"Storage is cheap!" you might say. Well, certainly disk storage has become
cheaper over time, and there are all sorts of products on the market taking
advantage of the price reduction with virtual tape libraries and megastorage
appliances. But keep in mind the fact that more disk storage comes at a cost
beyond the vendor price tag: power to support and cool, space to house, IT
administrators to oversee. You have to factor in all these costs. Products that
provide single-instance storage (SIS) and data deduplication can really help
mitigate the expense of so-called cheap storage.
You may not realize that you have some of the necessary ingredients to take
advantage of deduplication within your Microsoft server environment. But you do.
[ Get the latest on storage developments with InfoWorld's Technology: Storage
newsletter. | Learn which vendors support Windows Server 2008's deduplication
capabilities. ]
First, let's be clear on what deduplication is: Data deduplication is the
process of eliminating data redundancies at the storage repository or from
network traffic. You can deduplicate either at the object (file) level, which is
also called "single instancing," or at the block (subfile) level, which saves
much more space.
Data is naturally duplicated due to mass distribution or data processing needs.
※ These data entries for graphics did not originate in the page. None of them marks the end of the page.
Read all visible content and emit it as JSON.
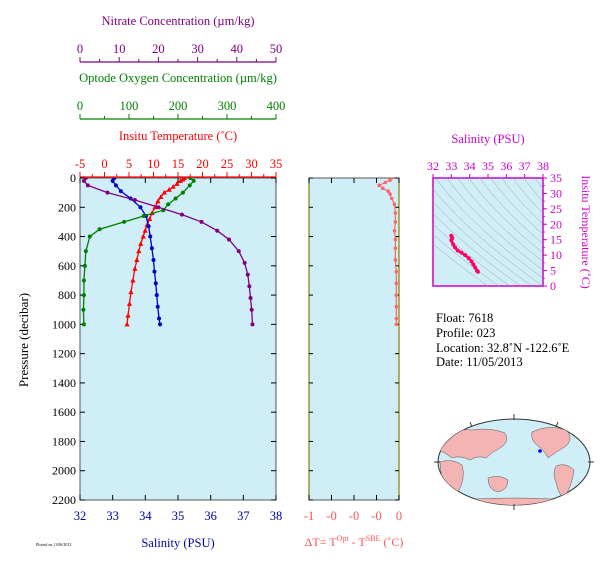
{
  "chart_data": [
    {
      "type": "line",
      "id": "main-profile",
      "ylabel": "Pressure (decibar)",
      "ylim": [
        0,
        2200
      ],
      "y_ticks": [
        0,
        200,
        400,
        600,
        800,
        1000,
        1200,
        1400,
        1600,
        1800,
        2000,
        2200
      ],
      "grid": false,
      "axes": [
        {
          "key": "nitrate",
          "label": "Nitrate Concentration (µm/kg)",
          "color": "#800080",
          "lim": [
            0,
            50
          ],
          "ticks": [
            0,
            10,
            20,
            30,
            40,
            50
          ]
        },
        {
          "key": "oxygen",
          "label": "Optode Oxygen Concentration (µm/kg)",
          "color": "#008000",
          "lim": [
            0,
            400
          ],
          "ticks": [
            0,
            100,
            200,
            300,
            400
          ]
        },
        {
          "key": "temperature",
          "label": "Insitu Temperature (˚C)",
          "color": "#ff0000",
          "lim": [
            -5,
            35
          ],
          "ticks": [
            -5,
            0,
            5,
            10,
            15,
            20,
            25,
            30,
            35
          ]
        },
        {
          "key": "salinity",
          "label": "Salinity (PSU)",
          "color": "#0000aa",
          "lim": [
            32,
            38
          ],
          "ticks": [
            32,
            33,
            34,
            35,
            36,
            37,
            38
          ]
        }
      ],
      "series": [
        {
          "axis": "temperature",
          "color": "#ff0000",
          "marker": "triangle",
          "points": [
            [
              16.3,
              0
            ],
            [
              16.0,
              10
            ],
            [
              15.5,
              20
            ],
            [
              14.8,
              40
            ],
            [
              14.0,
              60
            ],
            [
              13.2,
              80
            ],
            [
              12.2,
              100
            ],
            [
              11.5,
              130
            ],
            [
              10.9,
              160
            ],
            [
              10.3,
              200
            ],
            [
              9.7,
              240
            ],
            [
              9.2,
              280
            ],
            [
              8.7,
              320
            ],
            [
              8.3,
              360
            ],
            [
              7.9,
              400
            ],
            [
              7.4,
              450
            ],
            [
              7.0,
              500
            ],
            [
              6.6,
              560
            ],
            [
              6.2,
              620
            ],
            [
              5.8,
              700
            ],
            [
              5.4,
              780
            ],
            [
              5.1,
              860
            ],
            [
              4.8,
              940
            ],
            [
              4.6,
              1000
            ]
          ]
        },
        {
          "axis": "salinity",
          "color": "#0000cc",
          "marker": "circle",
          "points": [
            [
              33.05,
              0
            ],
            [
              33.0,
              20
            ],
            [
              33.1,
              50
            ],
            [
              33.25,
              90
            ],
            [
              33.55,
              140
            ],
            [
              33.85,
              200
            ],
            [
              34.02,
              260
            ],
            [
              34.1,
              330
            ],
            [
              34.15,
              400
            ],
            [
              34.2,
              480
            ],
            [
              34.25,
              560
            ],
            [
              34.28,
              640
            ],
            [
              34.32,
              720
            ],
            [
              34.35,
              800
            ],
            [
              34.38,
              880
            ],
            [
              34.42,
              960
            ],
            [
              34.45,
              1000
            ]
          ]
        },
        {
          "axis": "oxygen",
          "color": "#008000",
          "marker": "circle",
          "points": [
            [
              225,
              0
            ],
            [
              232,
              20
            ],
            [
              224,
              50
            ],
            [
              210,
              100
            ],
            [
              195,
              140
            ],
            [
              180,
              180
            ],
            [
              170,
              220
            ],
            [
              130,
              260
            ],
            [
              90,
              300
            ],
            [
              40,
              350
            ],
            [
              20,
              400
            ],
            [
              12,
              500
            ],
            [
              10,
              600
            ],
            [
              8,
              700
            ],
            [
              8,
              800
            ],
            [
              7,
              900
            ],
            [
              8,
              1000
            ]
          ]
        },
        {
          "axis": "nitrate",
          "color": "#800080",
          "marker": "circle",
          "points": [
            [
              1.5,
              0
            ],
            [
              1.0,
              20
            ],
            [
              2.0,
              50
            ],
            [
              7.0,
              100
            ],
            [
              14.0,
              150
            ],
            [
              20.0,
              200
            ],
            [
              26.0,
              250
            ],
            [
              31.0,
              300
            ],
            [
              35.0,
              360
            ],
            [
              38.0,
              420
            ],
            [
              40.5,
              500
            ],
            [
              42.0,
              580
            ],
            [
              42.8,
              660
            ],
            [
              43.2,
              740
            ],
            [
              43.5,
              820
            ],
            [
              43.8,
              900
            ],
            [
              44.0,
              1000
            ]
          ]
        }
      ]
    },
    {
      "type": "line",
      "id": "delta-t",
      "xlabel_main": "ΔT= T",
      "xlabel_sup1": "Opt",
      "xlabel_mid": " - T",
      "xlabel_sup2": "SBE",
      "xlabel_end": " (˚C)",
      "xlim": [
        -1,
        0
      ],
      "ylim": [
        0,
        2200
      ],
      "x_ticks": [
        -1,
        -0.75,
        -0.5,
        -0.25,
        0
      ],
      "x_tick_labels": [
        "-1",
        "-0",
        "-0",
        "-0",
        "0"
      ],
      "color": "#ff6666",
      "points": [
        [
          -0.08,
          0
        ],
        [
          -0.1,
          15
        ],
        [
          -0.15,
          30
        ],
        [
          -0.22,
          50
        ],
        [
          -0.18,
          70
        ],
        [
          -0.12,
          90
        ],
        [
          -0.1,
          110
        ],
        [
          -0.08,
          140
        ],
        [
          -0.05,
          180
        ],
        [
          -0.04,
          240
        ],
        [
          -0.04,
          300
        ],
        [
          -0.05,
          360
        ],
        [
          -0.04,
          420
        ],
        [
          -0.04,
          480
        ],
        [
          -0.04,
          560
        ],
        [
          -0.03,
          640
        ],
        [
          -0.03,
          720
        ],
        [
          -0.03,
          800
        ],
        [
          -0.03,
          880
        ],
        [
          -0.03,
          960
        ],
        [
          -0.03,
          1000
        ]
      ]
    },
    {
      "type": "line",
      "id": "ts-diagram",
      "xlabel": "Salinity (PSU)",
      "ylabel": "Insitu Temperature (˚C)",
      "xlim": [
        32,
        38
      ],
      "ylim": [
        0,
        35
      ],
      "x_ticks": [
        32,
        33,
        34,
        35,
        36,
        37,
        38
      ],
      "y_ticks": [
        0,
        5,
        10,
        15,
        20,
        25,
        30,
        35
      ],
      "color": "#ff0066",
      "points": [
        [
          33.0,
          16.3
        ],
        [
          33.05,
          15.5
        ],
        [
          33.0,
          14.8
        ],
        [
          33.1,
          13.5
        ],
        [
          33.2,
          12.5
        ],
        [
          33.35,
          11.5
        ],
        [
          33.55,
          10.8
        ],
        [
          33.75,
          10.0
        ],
        [
          33.95,
          9.0
        ],
        [
          34.1,
          8.0
        ],
        [
          34.2,
          7.0
        ],
        [
          34.3,
          6.0
        ],
        [
          34.4,
          5.0
        ],
        [
          34.45,
          4.6
        ]
      ]
    }
  ],
  "info": {
    "float": "Float:  7618",
    "profile": "Profile:  023",
    "location": "Location:  32.8˚N  -122.6˚E",
    "date": "Date:  11/05/2013"
  },
  "footer": {
    "small_text": "Plotted on 11/06/2013"
  }
}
Most IT organizations maintain multiple copies of the same file in different
repositories, or even a few iterations of files you are working on. In addition,
backup applications produce and maintain multiple copies of files so that they
are available for recovery. Backup processes have contributed greatly to the
explosion of data proliferation in the datacenter.
Consider a simple scenario. An e-mail is sent out with a 10MB video to 100
people. If the e-mail platform doesn't have SIS capabilities and the backup
product doesn't have a deduplication feature, you are looking at backing up 1GB
of data (which takes space, time, and money) as opposed to a single instance of
10MB.